Da der Mann immer noch erstarrt war, geling mir dies und ich lief los. Meine Füße trugen mich schnell über das Gras, bis ich kurz vor dem Dorf war. Gerade wollte ich mich in das schützende Dorf retten, als ich erneute gepackt und umgedreht wurde. Vor mir stand der große Mann und er sah sehr wütend aus. Seine Augen funkelten mich mordlustig an und jetzt bekam ich wirklich Angst.

»Wag das nicht noch einmal«, knurrte er. »Sonst sehe ich mich gezwungen dir weh zu tun.«

Aus Reflex fing ich an zu schreien, was mir ein Schlag mitten ins Gesicht einbrachte.

»Sei ruhig!«

Vor Wut flog Spucke vom Mund des Mannes in mein Gesicht. Angewidert verzog ich das Gesicht und überlegte, wie ich mir das Gesicht abwischen konnte, obwohl ich festgehalten wurde. Doch mir fiel keine Möglichkeit ein, weshalb ich es so ließ.

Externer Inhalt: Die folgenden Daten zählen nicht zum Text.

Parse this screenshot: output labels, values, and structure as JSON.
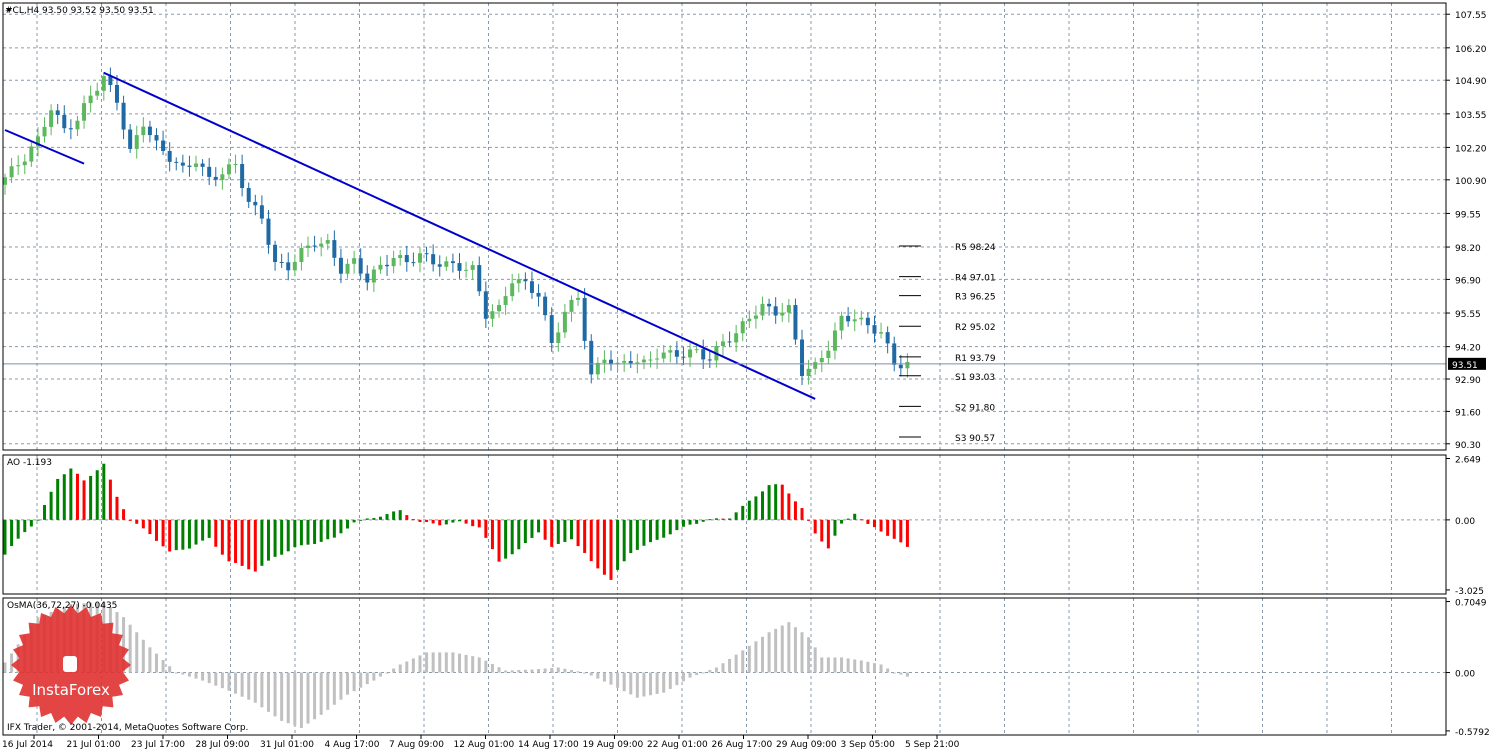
{
  "header": {
    "symbol_line": "#CL,H4  93.50 93.52 93.50 93.51",
    "ao_label": "AO -1.193",
    "osma_label": "OsMA(36,72,27) -0.0435",
    "footer_text": "IFX Trader, © 2001-2014, MetaQuotes Software Corp.",
    "logo_text": "InstaForex"
  },
  "colors": {
    "grid": "#8a9aae",
    "bull": "#5cb85c",
    "bear": "#1f6aa5",
    "trend": "#0000cc",
    "ao_up": "#008000",
    "ao_down": "#ff0000",
    "osma": "#c0c0c0",
    "logo": "#e03030"
  },
  "chart_data": [
    {
      "type": "candlestick",
      "title": "#CL,H4",
      "ylim": [
        90.05,
        108.0
      ],
      "y_ticks": [
        "107.55",
        "106.20",
        "104.90",
        "103.55",
        "102.20",
        "100.90",
        "99.55",
        "98.20",
        "96.90",
        "95.55",
        "94.20",
        "92.90",
        "91.60",
        "90.30"
      ],
      "x_ticks": [
        "16 Jul 2014",
        "21 Jul 01:00",
        "23 Jul 17:00",
        "28 Jul 09:00",
        "31 Jul 01:00",
        "4 Aug 17:00",
        "7 Aug 09:00",
        "12 Aug 01:00",
        "14 Aug 17:00",
        "19 Aug 09:00",
        "22 Aug 01:00",
        "26 Aug 17:00",
        "29 Aug 09:00",
        "3 Sep 05:00",
        "5 Sep 21:00"
      ],
      "close_path": [
        [
          0,
          101.0
        ],
        [
          3,
          101.8
        ],
        [
          5,
          102.5
        ],
        [
          7,
          103.8
        ],
        [
          9,
          102.9
        ],
        [
          11,
          103.3
        ],
        [
          13,
          104.3
        ],
        [
          15,
          105.0
        ],
        [
          17,
          104.1
        ],
        [
          19,
          102.0
        ],
        [
          21,
          103.2
        ],
        [
          23,
          102.3
        ],
        [
          25,
          101.8
        ],
        [
          27,
          101.3
        ],
        [
          29,
          101.7
        ],
        [
          31,
          100.9
        ],
        [
          33,
          101.2
        ],
        [
          35,
          101.5
        ],
        [
          37,
          100.0
        ],
        [
          39,
          99.4
        ],
        [
          41,
          97.5
        ],
        [
          43,
          97.4
        ],
        [
          45,
          98.0
        ],
        [
          47,
          98.4
        ],
        [
          49,
          98.3
        ],
        [
          51,
          97.3
        ],
        [
          53,
          97.6
        ],
        [
          55,
          96.9
        ],
        [
          57,
          97.4
        ],
        [
          59,
          97.8
        ],
        [
          61,
          97.6
        ],
        [
          63,
          97.9
        ],
        [
          65,
          97.6
        ],
        [
          67,
          97.5
        ],
        [
          69,
          97.4
        ],
        [
          71,
          97.3
        ],
        [
          73,
          95.5
        ],
        [
          75,
          95.7
        ],
        [
          77,
          96.9
        ],
        [
          79,
          96.7
        ],
        [
          81,
          96.3
        ],
        [
          83,
          94.3
        ],
        [
          85,
          95.6
        ],
        [
          87,
          96.2
        ],
        [
          89,
          93.0
        ],
        [
          91,
          93.8
        ],
        [
          93,
          93.4
        ],
        [
          95,
          93.7
        ],
        [
          97,
          93.5
        ],
        [
          99,
          93.9
        ],
        [
          101,
          93.9
        ],
        [
          103,
          93.9
        ],
        [
          105,
          94.0
        ],
        [
          107,
          93.7
        ],
        [
          109,
          94.4
        ],
        [
          111,
          94.7
        ],
        [
          113,
          95.4
        ],
        [
          115,
          95.8
        ],
        [
          117,
          95.6
        ],
        [
          119,
          95.7
        ],
        [
          121,
          93.2
        ],
        [
          123,
          93.4
        ],
        [
          125,
          94.2
        ],
        [
          127,
          95.3
        ],
        [
          129,
          95.4
        ],
        [
          131,
          95.0
        ],
        [
          133,
          94.8
        ],
        [
          135,
          93.5
        ],
        [
          137,
          93.51
        ]
      ],
      "pivot_levels": [
        {
          "label": "R5 98.24",
          "value": 98.24
        },
        {
          "label": "R4 97.01",
          "value": 97.01
        },
        {
          "label": "R3 96.25",
          "value": 96.25
        },
        {
          "label": "R2 95.02",
          "value": 95.02
        },
        {
          "label": "R1 93.79",
          "value": 93.79
        },
        {
          "label": "S1 93.03",
          "value": 93.03
        },
        {
          "label": "S2 91.80",
          "value": 91.8
        },
        {
          "label": "S3 90.57",
          "value": 90.57
        }
      ],
      "current_price": "93.51",
      "trendlines": [
        {
          "from": [
            0,
            102.9
          ],
          "to": [
            12,
            101.55
          ]
        },
        {
          "from": [
            15,
            105.2
          ],
          "to": [
            123,
            92.1
          ]
        }
      ]
    },
    {
      "type": "bar",
      "title": "AO -1.193",
      "ylim": [
        -3.2,
        2.8
      ],
      "y_ticks": [
        "2.649",
        "0.00",
        "-3.025"
      ],
      "path": [
        [
          0,
          -1.5
        ],
        [
          3,
          -0.5
        ],
        [
          5,
          0.0
        ],
        [
          8,
          1.8
        ],
        [
          10,
          2.2
        ],
        [
          12,
          1.7
        ],
        [
          15,
          2.4
        ],
        [
          17,
          1.0
        ],
        [
          19,
          0.0
        ],
        [
          22,
          -0.6
        ],
        [
          25,
          -1.4
        ],
        [
          28,
          -1.2
        ],
        [
          31,
          -0.8
        ],
        [
          34,
          -1.8
        ],
        [
          38,
          -2.2
        ],
        [
          41,
          -1.6
        ],
        [
          44,
          -1.2
        ],
        [
          47,
          -1.0
        ],
        [
          50,
          -0.8
        ],
        [
          53,
          -0.1
        ],
        [
          56,
          0.1
        ],
        [
          60,
          0.4
        ],
        [
          63,
          -0.1
        ],
        [
          66,
          -0.2
        ],
        [
          69,
          -0.1
        ],
        [
          72,
          -0.3
        ],
        [
          75,
          -1.8
        ],
        [
          78,
          -1.3
        ],
        [
          81,
          -0.5
        ],
        [
          83,
          -1.2
        ],
        [
          86,
          -0.8
        ],
        [
          89,
          -1.8
        ],
        [
          92,
          -2.6
        ],
        [
          95,
          -1.4
        ],
        [
          98,
          -1.0
        ],
        [
          101,
          -0.6
        ],
        [
          104,
          -0.2
        ],
        [
          107,
          0.0
        ],
        [
          110,
          0.1
        ],
        [
          113,
          0.8
        ],
        [
          116,
          1.5
        ],
        [
          118,
          1.5
        ],
        [
          121,
          0.5
        ],
        [
          123,
          -0.6
        ],
        [
          125,
          -1.2
        ],
        [
          127,
          -0.2
        ],
        [
          129,
          0.3
        ],
        [
          131,
          -0.2
        ],
        [
          133,
          -0.5
        ],
        [
          135,
          -0.8
        ],
        [
          137,
          -1.2
        ]
      ]
    },
    {
      "type": "bar",
      "title": "OsMA(36,72,27) -0.0435",
      "ylim": [
        -0.62,
        0.74
      ],
      "y_ticks": [
        "0.7049",
        "0.00",
        "-0.5792"
      ],
      "path": [
        [
          0,
          0.1
        ],
        [
          5,
          0.55
        ],
        [
          10,
          0.68
        ],
        [
          15,
          0.7
        ],
        [
          18,
          0.55
        ],
        [
          22,
          0.25
        ],
        [
          26,
          0.0
        ],
        [
          30,
          -0.08
        ],
        [
          34,
          -0.18
        ],
        [
          38,
          -0.3
        ],
        [
          42,
          -0.48
        ],
        [
          45,
          -0.55
        ],
        [
          48,
          -0.42
        ],
        [
          52,
          -0.22
        ],
        [
          56,
          -0.08
        ],
        [
          60,
          0.08
        ],
        [
          64,
          0.2
        ],
        [
          68,
          0.2
        ],
        [
          72,
          0.15
        ],
        [
          76,
          0.02
        ],
        [
          80,
          0.03
        ],
        [
          84,
          0.05
        ],
        [
          88,
          0.0
        ],
        [
          92,
          -0.12
        ],
        [
          96,
          -0.25
        ],
        [
          100,
          -0.2
        ],
        [
          104,
          -0.05
        ],
        [
          108,
          0.05
        ],
        [
          112,
          0.22
        ],
        [
          116,
          0.4
        ],
        [
          119,
          0.5
        ],
        [
          122,
          0.35
        ],
        [
          124,
          0.15
        ],
        [
          127,
          0.15
        ],
        [
          130,
          0.12
        ],
        [
          133,
          0.08
        ],
        [
          135,
          0.0
        ],
        [
          137,
          -0.04
        ]
      ]
    }
  ]
}
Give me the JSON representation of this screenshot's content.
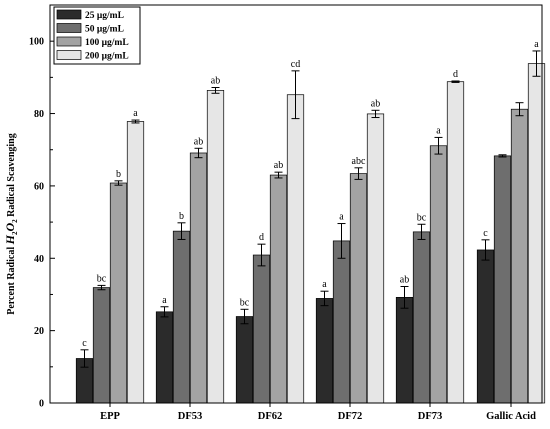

Die Ader an der Schläfe des Mannes pochte noch immer und sein Gesicht war puterrot. Kurz hatte ich Angst, dass sein Kopf platzt.

»Du kommst jetzt schön mit und wehe du machst Ärger!«, knurrte er bedrohlich.

Eingeschüchtert konnte ich nur Nicken. Letztlich blieb mir nichts anderes übrig als das zu tun, was er mir sagte. Wie zur Warnung pochte die Stelle, auf die er geschlagen hatte, schmerzhaft.